Default Resource File Format

There are four sections to the default file format:

Section 1 - Resource Manager header.
Section 2 - RuntimeResourceReader header.
Section 3 - RuntimeResourceReader Name section.
Section 4 - RuntimeResourceReader Data section.

Field	Type of data
Section 1: Resource Manager header
Magic Number (0xBEEFCACE)	Int32
Resource Manager header version	Int32
Number of bytes to skip from here to get past this header	Int32
Class name of IResourceReader to parse this file	String
Class name of ResourceSet to parse this file	String
Section 2: RuntimeResourceReader header
RuntimeResourceReader version number	Int32
Number of resources in the file	Int32
Number of types in the type table	Int32
Padding bytes for 8-byte alignment (use PAD)	Bytes (0-7)
Name of each type	Set of Strings
Hash values for each resource name	Int32 array, sorted
Virtual offset of each resource name	Int32 array, coupled with hash values
Section 3: RuntimeResourceReader Name Section
Name and virtual offset of each resource	Set of [UTF-16 String, Int32] pairs
Section 4: RuntimeResourceReader Data Section
Type and Value of each resource	Set of [Int32, BLOB of bytes] pairs

The first section is the Resource Manager header, which consists of a magic number that identifies this as a Resource file, and a ResourceSet class name.

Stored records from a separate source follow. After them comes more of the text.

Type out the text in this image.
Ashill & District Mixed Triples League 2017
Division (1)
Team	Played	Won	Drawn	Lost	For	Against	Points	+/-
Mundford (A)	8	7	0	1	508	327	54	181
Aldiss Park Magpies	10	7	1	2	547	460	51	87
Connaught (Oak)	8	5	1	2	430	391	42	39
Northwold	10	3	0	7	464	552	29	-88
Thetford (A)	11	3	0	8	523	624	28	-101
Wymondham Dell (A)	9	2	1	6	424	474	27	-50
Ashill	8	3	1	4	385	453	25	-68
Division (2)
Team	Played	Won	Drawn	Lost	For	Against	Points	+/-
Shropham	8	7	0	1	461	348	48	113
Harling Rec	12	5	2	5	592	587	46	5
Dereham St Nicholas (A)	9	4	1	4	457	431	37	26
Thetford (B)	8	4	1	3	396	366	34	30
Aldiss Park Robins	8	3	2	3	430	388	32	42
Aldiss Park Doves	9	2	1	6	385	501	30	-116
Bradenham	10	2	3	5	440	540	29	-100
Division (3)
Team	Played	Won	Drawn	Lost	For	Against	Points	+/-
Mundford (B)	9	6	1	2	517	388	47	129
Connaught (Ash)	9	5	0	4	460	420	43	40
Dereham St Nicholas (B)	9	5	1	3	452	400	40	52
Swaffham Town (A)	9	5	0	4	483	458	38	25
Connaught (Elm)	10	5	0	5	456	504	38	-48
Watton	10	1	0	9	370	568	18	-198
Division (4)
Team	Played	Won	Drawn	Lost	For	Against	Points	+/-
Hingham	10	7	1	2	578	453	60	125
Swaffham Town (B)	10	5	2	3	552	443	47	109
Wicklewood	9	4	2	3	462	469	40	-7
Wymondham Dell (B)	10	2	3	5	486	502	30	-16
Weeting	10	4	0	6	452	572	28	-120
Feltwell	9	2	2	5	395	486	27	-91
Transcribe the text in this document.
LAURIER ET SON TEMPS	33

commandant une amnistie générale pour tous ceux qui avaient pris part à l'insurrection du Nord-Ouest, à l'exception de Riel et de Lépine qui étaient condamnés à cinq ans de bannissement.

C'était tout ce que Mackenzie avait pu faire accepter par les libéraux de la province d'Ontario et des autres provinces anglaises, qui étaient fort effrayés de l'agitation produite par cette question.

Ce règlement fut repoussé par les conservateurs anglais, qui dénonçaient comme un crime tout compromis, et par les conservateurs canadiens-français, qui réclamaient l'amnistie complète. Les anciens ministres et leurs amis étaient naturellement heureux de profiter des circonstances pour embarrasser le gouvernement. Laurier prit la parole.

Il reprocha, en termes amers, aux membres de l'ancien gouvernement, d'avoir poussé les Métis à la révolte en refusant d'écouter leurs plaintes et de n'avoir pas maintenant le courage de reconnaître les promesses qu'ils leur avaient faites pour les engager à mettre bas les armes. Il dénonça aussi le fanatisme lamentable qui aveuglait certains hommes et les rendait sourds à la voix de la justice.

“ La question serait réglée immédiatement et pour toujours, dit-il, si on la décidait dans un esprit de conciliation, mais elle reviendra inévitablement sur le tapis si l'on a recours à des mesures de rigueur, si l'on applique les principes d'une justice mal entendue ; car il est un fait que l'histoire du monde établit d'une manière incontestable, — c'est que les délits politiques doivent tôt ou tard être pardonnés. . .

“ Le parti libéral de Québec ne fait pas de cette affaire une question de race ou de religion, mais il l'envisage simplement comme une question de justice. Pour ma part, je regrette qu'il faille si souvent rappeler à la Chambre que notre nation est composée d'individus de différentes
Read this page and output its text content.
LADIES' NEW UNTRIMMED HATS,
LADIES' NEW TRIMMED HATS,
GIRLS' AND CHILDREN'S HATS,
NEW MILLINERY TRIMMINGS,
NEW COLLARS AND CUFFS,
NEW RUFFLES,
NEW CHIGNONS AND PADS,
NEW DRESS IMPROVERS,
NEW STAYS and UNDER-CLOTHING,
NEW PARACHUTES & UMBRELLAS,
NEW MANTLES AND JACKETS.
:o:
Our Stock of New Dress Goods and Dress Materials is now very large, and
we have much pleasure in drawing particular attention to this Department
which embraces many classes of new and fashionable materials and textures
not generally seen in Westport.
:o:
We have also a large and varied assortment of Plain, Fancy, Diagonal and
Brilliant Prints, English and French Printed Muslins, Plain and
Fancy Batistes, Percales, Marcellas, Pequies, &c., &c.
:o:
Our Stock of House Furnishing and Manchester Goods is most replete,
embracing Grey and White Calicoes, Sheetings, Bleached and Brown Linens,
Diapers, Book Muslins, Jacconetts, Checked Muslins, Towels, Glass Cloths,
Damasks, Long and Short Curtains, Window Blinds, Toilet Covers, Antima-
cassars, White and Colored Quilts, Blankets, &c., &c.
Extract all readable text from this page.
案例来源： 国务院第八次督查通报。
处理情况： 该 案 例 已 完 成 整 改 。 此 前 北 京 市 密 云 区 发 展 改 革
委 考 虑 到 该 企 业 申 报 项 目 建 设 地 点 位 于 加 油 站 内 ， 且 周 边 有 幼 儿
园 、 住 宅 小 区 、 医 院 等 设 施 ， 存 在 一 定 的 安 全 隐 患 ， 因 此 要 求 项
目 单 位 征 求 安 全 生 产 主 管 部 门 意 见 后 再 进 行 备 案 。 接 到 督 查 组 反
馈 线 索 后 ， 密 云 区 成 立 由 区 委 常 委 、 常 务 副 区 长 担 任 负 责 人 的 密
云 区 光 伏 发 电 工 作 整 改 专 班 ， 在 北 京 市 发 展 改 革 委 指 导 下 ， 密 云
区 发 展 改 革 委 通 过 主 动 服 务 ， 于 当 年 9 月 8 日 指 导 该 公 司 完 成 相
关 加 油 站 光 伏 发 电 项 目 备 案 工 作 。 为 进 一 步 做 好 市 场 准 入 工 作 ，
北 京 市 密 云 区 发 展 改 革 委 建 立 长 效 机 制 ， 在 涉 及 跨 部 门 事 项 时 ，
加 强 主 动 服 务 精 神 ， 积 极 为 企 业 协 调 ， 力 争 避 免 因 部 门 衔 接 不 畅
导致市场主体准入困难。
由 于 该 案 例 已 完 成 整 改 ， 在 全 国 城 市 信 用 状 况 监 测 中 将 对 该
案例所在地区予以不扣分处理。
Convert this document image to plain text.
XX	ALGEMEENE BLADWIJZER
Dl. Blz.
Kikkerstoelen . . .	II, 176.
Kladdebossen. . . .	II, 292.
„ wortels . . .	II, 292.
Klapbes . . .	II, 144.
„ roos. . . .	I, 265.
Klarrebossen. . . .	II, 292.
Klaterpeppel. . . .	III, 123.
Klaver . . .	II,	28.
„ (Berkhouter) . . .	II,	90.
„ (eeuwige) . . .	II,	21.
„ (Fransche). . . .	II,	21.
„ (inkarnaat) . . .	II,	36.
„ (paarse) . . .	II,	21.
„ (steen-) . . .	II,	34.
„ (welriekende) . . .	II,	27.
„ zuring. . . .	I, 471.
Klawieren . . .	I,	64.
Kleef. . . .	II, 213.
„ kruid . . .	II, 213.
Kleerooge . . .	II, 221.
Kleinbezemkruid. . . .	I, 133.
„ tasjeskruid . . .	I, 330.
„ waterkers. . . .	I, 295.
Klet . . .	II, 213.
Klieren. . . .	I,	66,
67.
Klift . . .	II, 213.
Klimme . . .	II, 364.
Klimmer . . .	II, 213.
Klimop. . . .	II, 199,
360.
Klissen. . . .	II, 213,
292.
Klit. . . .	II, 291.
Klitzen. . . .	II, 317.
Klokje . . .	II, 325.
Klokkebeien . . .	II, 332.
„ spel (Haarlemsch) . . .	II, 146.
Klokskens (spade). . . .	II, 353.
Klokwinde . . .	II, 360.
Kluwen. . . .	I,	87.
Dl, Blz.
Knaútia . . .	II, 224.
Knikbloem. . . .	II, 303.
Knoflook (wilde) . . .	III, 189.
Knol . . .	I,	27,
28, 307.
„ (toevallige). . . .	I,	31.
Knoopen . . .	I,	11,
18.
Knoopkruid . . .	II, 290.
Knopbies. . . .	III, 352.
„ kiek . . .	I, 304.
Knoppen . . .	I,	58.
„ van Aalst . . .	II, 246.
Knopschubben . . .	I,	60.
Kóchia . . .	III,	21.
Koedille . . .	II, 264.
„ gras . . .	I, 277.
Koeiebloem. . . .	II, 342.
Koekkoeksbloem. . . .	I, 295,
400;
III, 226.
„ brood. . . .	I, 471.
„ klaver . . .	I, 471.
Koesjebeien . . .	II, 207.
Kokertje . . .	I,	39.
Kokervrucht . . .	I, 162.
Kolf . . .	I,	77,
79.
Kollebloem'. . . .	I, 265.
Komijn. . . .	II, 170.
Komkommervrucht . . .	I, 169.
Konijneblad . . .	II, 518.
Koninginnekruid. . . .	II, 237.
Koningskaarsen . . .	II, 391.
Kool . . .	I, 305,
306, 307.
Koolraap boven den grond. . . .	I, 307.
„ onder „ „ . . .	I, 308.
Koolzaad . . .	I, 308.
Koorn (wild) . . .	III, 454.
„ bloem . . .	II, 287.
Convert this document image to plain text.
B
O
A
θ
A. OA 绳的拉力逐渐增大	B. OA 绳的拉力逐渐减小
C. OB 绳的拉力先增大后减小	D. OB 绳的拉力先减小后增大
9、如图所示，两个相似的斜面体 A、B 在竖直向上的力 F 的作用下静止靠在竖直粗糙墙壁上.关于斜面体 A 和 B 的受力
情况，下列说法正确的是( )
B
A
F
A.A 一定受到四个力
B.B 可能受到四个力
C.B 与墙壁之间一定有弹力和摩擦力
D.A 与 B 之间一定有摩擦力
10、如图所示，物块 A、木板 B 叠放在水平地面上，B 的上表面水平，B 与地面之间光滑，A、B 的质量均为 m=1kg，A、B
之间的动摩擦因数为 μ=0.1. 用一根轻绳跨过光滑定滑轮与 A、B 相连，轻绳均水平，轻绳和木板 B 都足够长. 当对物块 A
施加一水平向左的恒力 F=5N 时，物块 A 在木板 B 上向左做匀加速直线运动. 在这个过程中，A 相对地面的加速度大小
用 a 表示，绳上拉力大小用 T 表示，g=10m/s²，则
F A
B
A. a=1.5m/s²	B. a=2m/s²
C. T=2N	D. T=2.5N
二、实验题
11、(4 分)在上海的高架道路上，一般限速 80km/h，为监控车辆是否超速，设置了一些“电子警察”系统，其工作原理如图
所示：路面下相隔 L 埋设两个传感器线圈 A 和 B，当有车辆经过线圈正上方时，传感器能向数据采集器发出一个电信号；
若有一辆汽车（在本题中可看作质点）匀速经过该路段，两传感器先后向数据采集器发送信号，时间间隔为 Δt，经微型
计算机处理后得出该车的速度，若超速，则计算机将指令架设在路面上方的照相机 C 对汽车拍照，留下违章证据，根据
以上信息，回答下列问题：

The second section in the system default file format is the RuntimeResourceSet specific header. This contains a version number for the .resources file, the number of resources in this file, and the number of different types contained in the file, followed by a list of fully qualified type names. This is followed by an array of hash values for each resource name, then an array of virtual offsets into the name section of the file. The hashes allow you to do a binary search on an array of integers to find a resource name very quickly without doing many string compares (until you have found the target type). If a hash matches, the index into the array of hash values is used as the index into the name position array to find the name of the resource. The hash function used to compute these values is as follows:

    uint hash = 5381;
    for(int i=0; i < key.Length; i++)
        hash = ((hash << 5) + hash) ^ key[i];
    return (int) hash;

You must use exactly this hash function for reading and writing .resources files, because the values are saved to files on the disk. Do not use the String.GetHashCode method because its implementation might change in the future as developers find better and faster hash functions. The type table allows you to read multiple different classes from the same file, including user-defined types, in a more efficient way than using serialization, at least when your .resources file contains a reasonable proportion of base data types such as strings or integers. All non-intrinsic types are saved using serialization.

The third section of the file is the name section. It contains a series of resource names, written out as byte-length prefixed little-endian Unicode strings (UTF-16). After each name is a four-byte virtual offset into the data section of the file, pointing to the relevant string or serialized BLOB for this resource name.

The fourth section in the file is the data section, which consists of a type and a BLOB of bytes for each item in the file. The type is an integer index into the type table. The data is specific to that type, but can be a number written in binary format, a String, or a serialized Object.

This implementation, when used with the default ResourceReader class, loads only the strings that you look up. The implementation can do string comparisons without having to create a new String instance due to some memory-mapped file optimizations in the ResourceReader and FastResourceComparer classes. Therefore the memory that is touched when loading resources is kept to a minimum.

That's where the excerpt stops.